Benchmarking JAX code

Author

Marie-Hélène Burle

You have to be careful when benchmarking JAX code to actually measure the computation time and not the dispatch time.

Asynchronous dispatch

One of the efficiencies of JAX is its use of asynchronous execution.

Let’s consider the code:

import jax.numpy as jnp
from jax import random

key = random.PRNGKey(11)
key, subkey1, subkey2 = random.split(key, 3)

x = random.normal(subkey1, (1000, 1000))
y = random.normal(subkey2, (1000, 1000))

z = jnp.dot(x, y)

Instead of having to wait for the computation to complete before control returns to Python, this computation is dispatched to an accelerator and a future is created. This future is a jax.Array and can be passed to further computations immediately.

Of course, if you print the result or convert it to a NumPy ndarray, JAX forces Python to wait for the result of the computation.

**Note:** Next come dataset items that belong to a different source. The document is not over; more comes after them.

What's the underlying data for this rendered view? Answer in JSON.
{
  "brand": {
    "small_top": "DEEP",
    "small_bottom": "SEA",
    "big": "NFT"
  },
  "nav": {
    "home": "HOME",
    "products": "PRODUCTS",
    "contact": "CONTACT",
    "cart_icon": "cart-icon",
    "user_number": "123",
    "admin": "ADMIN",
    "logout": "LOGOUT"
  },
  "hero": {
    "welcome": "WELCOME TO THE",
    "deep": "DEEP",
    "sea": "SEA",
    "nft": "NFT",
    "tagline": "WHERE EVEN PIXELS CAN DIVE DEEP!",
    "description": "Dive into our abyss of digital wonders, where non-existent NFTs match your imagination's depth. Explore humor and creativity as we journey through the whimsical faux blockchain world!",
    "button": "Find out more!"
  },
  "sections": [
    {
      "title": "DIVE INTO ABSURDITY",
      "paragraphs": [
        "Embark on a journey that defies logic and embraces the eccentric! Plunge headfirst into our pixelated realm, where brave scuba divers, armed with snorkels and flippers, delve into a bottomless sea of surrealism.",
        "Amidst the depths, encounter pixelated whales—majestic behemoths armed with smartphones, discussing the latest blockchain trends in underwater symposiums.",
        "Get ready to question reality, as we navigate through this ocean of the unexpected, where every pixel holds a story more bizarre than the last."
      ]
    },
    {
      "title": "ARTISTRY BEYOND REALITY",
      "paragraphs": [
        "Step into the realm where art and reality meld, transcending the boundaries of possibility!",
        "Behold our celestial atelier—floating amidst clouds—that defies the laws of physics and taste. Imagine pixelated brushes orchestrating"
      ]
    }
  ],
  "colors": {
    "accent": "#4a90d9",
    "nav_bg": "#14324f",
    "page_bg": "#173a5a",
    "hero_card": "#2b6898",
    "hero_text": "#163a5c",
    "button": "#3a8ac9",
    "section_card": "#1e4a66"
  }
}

Consequence for benchmarking

Timing jnp.dot(x, y) would not give us the time it takes for the computation to take place, but the time it takes to dispatch the computation.

On my laptop which has one dedicated GPU I get:

%timeit jnp.dot(x, y)
496 µs ± 948 ns per loop (mean ± std. dev. of 7 runs, 1,000 loops each)

%timeit is an IPython built-in magic command. In Python, you would have to use the timeit module.

To get a proper timing, we need to make sure that the future is resolved using the block_until_ready method:

On the same machine:

%timeit jnp.dot(x, y).block_until_ready()
598 µs ± 10.4 µs per loop (mean ± std. dev. of 7 runs, 1,000 loops each)

The difference here is not huge because the GPU executes the matrix multiplication rapidly. Nevertheless, this is the true timing. If you benchmark your JAX code, make sure to do it this way.

If you are running small computations such as this one without accelerator, the computation will be dispatched on the thread running the Python process because the overhead of the asynchronous execution would be larger than the speedup you would gain from it. This means that, if you are running the above code on CPUs, you should get the same time with and without block_until_ready.

Nevertheless, because it is difficult to predict when the dispatch will be asynchronous, you should always use block_until_ready in your benchmarks.